C’est suite à l’accident dramatique de la centrale nippone que le gouvernement français a engagé cette démarche d’évaluation de ses centrales. Les exploitants ont donc produit des rapports, publiés en septembre dernier alors que l’IRSN a dévoilé ses conclusions au mois de novembre. L’autorité de sûreté nucléaire (ASN) a ensuite émis ses recommandations, basées sur les analyses des scientifiques de l’IRSN, début janvier.

Pour l’ASN, les réacteurs français sont bons. Même si les opérateurs nucléaires, EDF en tête, vont devoir dépenser des milliards pour rendre les centrales encore plus robustes.

Aujourd’hui, c’est à la lumière du drame de Fukushima que Greenpeace demande à ce que la sûreté soit encore améliorée. Notamment en ne négligeant aucun risque, ni aucun élément aggravant. 

L'organisation écologiste passe donc au crible les rapports d’EDF sur les centrales nucléaires de Gravelines, Civaux, Flamanville et du projet d'EPR, celui d'Areva sur le centre de traitement des déchets de La Hague. Il examine aussi le rapport de l'Institut de radioprotection et de sûreté nucléaire (IRSN) sur l’ensemble du parc français.

Vers une meilleure gestion des risques d’agression

Si l’organisation non gouvernementale reconnaît quelques "points forts", elle ne manque pas de souligner les limites et les lacunes de ces rapports. Elles concernent principalement les risques d’agression et le vieillissement des centrales. Les ECS "devraient être révisés selon un cahier des charges plus complet qui inclut les agressions internes et externes",

En effet, selon les experts mandatés par Greenpeace, le "tableau des déclencheurs et aggravations possibles des situations actuelles n’est pas complet". De plus, EDF, Areva et l’IRSN ne semblent pas intégrer les facteurs "susceptibles de rendre plus difficiles la gestion d’un accident, notamment la contamination sur le site".
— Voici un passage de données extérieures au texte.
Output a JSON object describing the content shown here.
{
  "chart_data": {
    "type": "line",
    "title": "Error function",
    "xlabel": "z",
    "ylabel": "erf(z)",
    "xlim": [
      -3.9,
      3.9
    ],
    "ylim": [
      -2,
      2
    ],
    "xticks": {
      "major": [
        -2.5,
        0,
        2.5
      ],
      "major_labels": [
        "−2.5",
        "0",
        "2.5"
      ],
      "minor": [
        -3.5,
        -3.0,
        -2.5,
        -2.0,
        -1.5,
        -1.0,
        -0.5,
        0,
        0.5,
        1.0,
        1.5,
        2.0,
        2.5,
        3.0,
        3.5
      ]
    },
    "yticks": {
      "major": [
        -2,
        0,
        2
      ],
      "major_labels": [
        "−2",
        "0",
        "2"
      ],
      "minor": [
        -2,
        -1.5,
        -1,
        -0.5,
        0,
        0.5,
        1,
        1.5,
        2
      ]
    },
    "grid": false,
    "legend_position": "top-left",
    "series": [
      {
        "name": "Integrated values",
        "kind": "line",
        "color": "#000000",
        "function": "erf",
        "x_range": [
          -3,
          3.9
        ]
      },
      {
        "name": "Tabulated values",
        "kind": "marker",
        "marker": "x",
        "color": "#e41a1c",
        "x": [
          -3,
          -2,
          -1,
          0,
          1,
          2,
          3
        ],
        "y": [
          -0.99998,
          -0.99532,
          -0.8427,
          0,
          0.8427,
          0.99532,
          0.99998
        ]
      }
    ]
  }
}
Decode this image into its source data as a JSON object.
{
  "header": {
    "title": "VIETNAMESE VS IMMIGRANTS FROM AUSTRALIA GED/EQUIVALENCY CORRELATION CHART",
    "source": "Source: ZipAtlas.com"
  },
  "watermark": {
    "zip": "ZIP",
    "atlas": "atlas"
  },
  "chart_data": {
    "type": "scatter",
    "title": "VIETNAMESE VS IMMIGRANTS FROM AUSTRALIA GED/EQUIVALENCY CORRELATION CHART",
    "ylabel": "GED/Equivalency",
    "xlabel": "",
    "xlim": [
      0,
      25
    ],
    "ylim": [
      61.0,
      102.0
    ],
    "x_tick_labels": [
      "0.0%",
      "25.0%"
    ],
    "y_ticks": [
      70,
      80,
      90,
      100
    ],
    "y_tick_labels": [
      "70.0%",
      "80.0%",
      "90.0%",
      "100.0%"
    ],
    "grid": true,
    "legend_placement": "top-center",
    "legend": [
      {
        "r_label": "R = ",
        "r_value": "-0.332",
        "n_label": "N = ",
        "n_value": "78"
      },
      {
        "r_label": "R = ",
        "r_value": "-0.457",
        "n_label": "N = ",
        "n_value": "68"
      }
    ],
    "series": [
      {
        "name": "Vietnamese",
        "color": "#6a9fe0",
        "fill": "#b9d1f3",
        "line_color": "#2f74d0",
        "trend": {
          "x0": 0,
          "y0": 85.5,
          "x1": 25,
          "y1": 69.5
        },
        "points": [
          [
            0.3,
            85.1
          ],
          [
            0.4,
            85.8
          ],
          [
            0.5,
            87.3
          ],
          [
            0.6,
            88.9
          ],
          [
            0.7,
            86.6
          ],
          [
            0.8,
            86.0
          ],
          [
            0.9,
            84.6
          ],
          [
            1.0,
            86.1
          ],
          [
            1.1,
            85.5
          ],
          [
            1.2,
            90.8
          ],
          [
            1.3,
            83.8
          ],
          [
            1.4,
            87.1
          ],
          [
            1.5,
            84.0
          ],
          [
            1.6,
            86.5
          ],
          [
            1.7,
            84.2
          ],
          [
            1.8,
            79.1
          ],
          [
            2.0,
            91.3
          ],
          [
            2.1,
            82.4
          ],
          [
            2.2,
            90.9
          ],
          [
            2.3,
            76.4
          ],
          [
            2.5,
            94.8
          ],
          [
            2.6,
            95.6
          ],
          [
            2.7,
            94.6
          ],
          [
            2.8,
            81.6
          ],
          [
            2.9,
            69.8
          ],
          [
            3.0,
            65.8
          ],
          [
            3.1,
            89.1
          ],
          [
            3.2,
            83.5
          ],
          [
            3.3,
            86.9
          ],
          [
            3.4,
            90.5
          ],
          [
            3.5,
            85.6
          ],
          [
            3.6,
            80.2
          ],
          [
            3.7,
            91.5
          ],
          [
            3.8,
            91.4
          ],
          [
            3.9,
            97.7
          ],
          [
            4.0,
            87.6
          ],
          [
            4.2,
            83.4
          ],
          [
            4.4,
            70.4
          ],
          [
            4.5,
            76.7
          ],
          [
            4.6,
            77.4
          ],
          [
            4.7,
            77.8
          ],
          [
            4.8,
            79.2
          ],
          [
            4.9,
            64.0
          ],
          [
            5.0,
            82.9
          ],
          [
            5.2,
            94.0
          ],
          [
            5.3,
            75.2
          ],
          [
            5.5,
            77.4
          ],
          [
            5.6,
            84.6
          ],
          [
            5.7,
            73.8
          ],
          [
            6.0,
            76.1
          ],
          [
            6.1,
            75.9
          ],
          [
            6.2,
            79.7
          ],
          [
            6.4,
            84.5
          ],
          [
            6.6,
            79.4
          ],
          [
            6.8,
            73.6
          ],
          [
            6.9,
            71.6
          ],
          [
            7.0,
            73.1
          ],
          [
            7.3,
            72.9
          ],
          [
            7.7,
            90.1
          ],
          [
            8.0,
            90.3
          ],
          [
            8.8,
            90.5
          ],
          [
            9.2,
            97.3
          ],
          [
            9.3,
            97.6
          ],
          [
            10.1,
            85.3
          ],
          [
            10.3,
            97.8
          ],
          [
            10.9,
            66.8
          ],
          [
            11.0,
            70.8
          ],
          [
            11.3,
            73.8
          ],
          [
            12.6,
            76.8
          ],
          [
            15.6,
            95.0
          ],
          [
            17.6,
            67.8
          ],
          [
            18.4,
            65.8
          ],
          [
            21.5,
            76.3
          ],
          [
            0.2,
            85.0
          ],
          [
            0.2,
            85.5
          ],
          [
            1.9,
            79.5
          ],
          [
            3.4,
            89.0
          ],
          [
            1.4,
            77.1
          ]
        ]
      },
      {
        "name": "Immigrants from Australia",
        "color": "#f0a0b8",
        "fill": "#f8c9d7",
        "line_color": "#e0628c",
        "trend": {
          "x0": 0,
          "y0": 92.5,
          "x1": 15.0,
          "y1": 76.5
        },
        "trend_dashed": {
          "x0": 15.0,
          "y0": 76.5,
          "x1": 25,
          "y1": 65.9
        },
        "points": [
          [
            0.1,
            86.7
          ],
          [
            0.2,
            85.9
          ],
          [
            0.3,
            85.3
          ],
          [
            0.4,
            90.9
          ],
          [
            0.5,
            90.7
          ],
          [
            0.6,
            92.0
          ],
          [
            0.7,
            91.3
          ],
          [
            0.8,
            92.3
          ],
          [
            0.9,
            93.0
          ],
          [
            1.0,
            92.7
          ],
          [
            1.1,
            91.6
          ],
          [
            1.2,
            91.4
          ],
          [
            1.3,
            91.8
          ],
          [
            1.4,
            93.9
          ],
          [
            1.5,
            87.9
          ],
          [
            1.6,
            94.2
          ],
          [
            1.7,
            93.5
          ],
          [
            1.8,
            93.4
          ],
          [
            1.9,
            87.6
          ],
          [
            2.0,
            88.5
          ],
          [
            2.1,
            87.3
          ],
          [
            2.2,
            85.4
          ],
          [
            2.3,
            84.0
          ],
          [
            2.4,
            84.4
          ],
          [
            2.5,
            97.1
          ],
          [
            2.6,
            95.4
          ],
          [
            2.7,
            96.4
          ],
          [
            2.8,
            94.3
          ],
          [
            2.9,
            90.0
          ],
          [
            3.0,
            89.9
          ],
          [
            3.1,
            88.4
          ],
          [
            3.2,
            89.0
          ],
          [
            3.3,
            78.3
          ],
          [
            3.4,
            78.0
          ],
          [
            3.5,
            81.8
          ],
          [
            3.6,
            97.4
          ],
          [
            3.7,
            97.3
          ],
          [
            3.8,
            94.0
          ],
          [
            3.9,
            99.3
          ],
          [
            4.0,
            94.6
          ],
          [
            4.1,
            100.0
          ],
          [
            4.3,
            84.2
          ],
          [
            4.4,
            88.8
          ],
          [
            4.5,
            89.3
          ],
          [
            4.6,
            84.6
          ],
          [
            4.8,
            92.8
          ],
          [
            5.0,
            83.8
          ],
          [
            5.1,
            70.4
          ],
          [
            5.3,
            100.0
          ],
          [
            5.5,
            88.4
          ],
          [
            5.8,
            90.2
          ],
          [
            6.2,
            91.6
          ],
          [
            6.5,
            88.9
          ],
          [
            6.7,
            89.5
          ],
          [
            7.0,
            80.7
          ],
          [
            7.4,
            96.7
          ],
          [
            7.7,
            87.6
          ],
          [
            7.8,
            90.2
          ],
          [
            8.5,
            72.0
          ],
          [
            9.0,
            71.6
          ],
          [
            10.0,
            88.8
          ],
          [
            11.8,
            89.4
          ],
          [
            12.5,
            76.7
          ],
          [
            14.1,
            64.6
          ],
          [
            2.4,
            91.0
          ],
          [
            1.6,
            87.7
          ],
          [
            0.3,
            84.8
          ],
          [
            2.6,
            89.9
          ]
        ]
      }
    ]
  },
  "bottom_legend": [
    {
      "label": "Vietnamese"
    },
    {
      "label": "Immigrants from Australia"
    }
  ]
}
Le vieillissement des centrales en ligne de mire

"Le vieillissement et l’usure des différents dispositifs participant à la sûreté réduisent régulièrement les marges de sûreté réputées acquises à la conception et à la construction", soulignent Arjun Makhijani et Yves Marignac.

Ils rappellent également que les réacteurs ont été conçus pour fonctionner 30 au minimum, et 40 ans au maximum. Et "aucun renforcement ne semble à même de repousser les limites imposées par le vieillissement".